A review of the Pakistan cement industry’s performance in FY11 (July 2010 – June 2011) by the State Bank of Pakistan (SBP) shows that foreign direct investment increased markedly compared to the previous year, but exports have decline for the second year in a row. Meanwhile, production costs have risen while capacity utilisation rates have dropped.

Pakistan’s cement industry received US$65.2m worth of Foreign Direct Investment (FDI) in financial year 2010-11 (July-June) compared to nil in FY2009-10, according to the SBP report. It said Pakistan had received investments of US$33.7m, US$102.5m and US$32.6m in FY07, FY08 and FY09, respectively. 

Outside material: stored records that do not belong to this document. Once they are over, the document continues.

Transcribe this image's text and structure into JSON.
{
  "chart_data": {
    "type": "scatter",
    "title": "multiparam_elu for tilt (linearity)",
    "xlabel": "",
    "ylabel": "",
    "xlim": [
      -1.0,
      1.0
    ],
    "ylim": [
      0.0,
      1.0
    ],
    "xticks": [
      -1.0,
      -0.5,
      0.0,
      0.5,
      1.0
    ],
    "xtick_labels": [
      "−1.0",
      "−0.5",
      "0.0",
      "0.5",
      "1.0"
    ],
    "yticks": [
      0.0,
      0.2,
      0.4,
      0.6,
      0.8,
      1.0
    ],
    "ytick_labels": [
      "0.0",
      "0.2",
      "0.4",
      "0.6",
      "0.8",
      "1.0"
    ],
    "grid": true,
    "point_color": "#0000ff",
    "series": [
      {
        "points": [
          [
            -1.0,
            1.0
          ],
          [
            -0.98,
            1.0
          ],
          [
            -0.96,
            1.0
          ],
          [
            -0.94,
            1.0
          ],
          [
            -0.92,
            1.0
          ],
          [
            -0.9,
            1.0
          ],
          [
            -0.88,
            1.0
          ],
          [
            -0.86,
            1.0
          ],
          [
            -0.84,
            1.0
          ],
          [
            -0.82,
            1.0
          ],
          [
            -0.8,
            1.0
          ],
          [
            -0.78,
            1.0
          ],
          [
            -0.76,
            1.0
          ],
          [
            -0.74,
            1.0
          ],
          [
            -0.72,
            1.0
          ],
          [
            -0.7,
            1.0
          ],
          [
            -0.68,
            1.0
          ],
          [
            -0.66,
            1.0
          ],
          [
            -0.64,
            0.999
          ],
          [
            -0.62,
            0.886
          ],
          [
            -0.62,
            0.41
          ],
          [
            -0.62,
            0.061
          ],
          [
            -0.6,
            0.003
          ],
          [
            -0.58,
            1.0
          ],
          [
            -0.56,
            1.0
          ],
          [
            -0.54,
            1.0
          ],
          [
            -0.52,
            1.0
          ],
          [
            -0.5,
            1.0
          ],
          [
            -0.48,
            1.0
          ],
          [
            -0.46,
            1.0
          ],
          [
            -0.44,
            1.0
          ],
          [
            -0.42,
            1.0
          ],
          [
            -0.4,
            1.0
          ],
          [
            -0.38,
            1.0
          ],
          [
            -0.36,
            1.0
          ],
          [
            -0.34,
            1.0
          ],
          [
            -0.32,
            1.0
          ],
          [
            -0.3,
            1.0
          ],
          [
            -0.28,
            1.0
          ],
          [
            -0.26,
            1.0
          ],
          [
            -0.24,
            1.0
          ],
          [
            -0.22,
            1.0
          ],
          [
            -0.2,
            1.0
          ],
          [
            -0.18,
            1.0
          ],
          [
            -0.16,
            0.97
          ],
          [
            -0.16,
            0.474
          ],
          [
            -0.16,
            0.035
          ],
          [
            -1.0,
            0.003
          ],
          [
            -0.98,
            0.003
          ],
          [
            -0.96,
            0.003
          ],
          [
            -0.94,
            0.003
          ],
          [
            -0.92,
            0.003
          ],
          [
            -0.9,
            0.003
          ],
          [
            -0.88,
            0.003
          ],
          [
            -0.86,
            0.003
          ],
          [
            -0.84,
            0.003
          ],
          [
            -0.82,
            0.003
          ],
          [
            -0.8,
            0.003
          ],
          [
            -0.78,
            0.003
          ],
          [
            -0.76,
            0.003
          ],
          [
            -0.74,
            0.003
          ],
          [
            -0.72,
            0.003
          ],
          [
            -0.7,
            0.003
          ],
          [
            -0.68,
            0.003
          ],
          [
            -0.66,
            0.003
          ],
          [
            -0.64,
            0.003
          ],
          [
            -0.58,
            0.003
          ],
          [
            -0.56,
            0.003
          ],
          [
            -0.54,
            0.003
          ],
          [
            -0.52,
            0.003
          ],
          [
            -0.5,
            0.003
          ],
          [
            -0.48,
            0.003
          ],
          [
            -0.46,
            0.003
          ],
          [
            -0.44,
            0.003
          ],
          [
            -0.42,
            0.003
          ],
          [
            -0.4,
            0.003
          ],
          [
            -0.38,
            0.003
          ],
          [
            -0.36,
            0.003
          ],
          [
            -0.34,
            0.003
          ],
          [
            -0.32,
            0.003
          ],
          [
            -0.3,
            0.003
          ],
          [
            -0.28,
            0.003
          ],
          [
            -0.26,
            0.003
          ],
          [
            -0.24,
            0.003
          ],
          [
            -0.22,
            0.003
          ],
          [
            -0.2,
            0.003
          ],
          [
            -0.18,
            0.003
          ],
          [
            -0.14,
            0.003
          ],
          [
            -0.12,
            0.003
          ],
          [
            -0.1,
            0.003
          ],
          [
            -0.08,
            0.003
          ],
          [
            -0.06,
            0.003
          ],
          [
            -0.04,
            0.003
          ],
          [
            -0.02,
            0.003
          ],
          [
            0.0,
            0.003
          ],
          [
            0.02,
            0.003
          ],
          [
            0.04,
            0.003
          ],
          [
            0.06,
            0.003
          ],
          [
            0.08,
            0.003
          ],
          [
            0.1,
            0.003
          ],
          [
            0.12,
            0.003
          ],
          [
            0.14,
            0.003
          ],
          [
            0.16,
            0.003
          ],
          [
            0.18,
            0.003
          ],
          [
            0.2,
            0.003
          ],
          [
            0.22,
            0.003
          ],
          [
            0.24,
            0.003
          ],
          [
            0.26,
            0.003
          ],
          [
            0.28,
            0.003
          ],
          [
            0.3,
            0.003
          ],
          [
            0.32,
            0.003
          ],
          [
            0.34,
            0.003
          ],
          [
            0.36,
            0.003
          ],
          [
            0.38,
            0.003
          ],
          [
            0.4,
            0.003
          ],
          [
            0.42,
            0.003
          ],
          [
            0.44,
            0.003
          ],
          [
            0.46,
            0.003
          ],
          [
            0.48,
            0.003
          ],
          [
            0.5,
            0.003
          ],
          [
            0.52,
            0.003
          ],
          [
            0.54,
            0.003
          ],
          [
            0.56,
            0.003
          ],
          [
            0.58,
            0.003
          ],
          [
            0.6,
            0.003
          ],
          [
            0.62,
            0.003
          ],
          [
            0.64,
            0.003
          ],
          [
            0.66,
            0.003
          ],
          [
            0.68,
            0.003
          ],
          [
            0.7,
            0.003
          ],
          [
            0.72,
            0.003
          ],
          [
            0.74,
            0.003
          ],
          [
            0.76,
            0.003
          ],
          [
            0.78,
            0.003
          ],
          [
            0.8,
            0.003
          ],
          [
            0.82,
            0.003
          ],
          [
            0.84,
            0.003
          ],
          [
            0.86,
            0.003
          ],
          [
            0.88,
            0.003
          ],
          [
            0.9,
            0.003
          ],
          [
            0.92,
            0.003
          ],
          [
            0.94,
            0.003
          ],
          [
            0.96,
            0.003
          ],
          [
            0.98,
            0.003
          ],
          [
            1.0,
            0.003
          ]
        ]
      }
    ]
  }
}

However, the report on negative note added that Pakistan’s cement exports declined for the second consecutive year. This decline was on account of: low demand from the UAE, qualitative barriers from India on cement imports, imposition of higher import duty in Afghanistan and increased production capacities in Middle East and India.

During FY11, Pakistan exported 9.154Mt of cement and earned US$453.845m compared to 10.85Mt at US$484.004m in the corresponding period. This shows cement export fell by 15.65 per cent and 6.23 per cent in terms of quantity and value compared to FY10. However, the average export price of cement rose to US$49.57/t compared to US$44.59/t, up 11.17 YoY.



Domestic utilisation rates were 76.2 per cent in FY11 compared to 81.5 per cent in FY08, representing a decline of 6.5 per cent in the last four years. The report highlighted that the commissioning of new volumes had contributed to declines in capacity utilisation.



According to SBP’s report 2010-11, production costs increased as coal prices also rose. However, the cement industry has been able to bear the price rises much better as it has invested in improving energy efficiency measures such as the installation of waste heat recovery plants and increased use of alternate fuel in kilns (eg rice husks, refused dried fuel, used tyres, etc.). However, regulatory glitches are preventing a more aggressive replacement of imported coal. The Thar coal development project in Sindh Province is taking off very slowly and high custom duties on imported tyres are preventing more widespread use in cement kilns, the report noted.



The bank has remarked that the Pakistan cement industry faces a number of challenges but does not fear the threat of any imports into the country as they are not feasible given the low price to volume ratio of cement. Transport costs would add up significantly, bringing the price of imported cement above the local price, even when local prices are very high.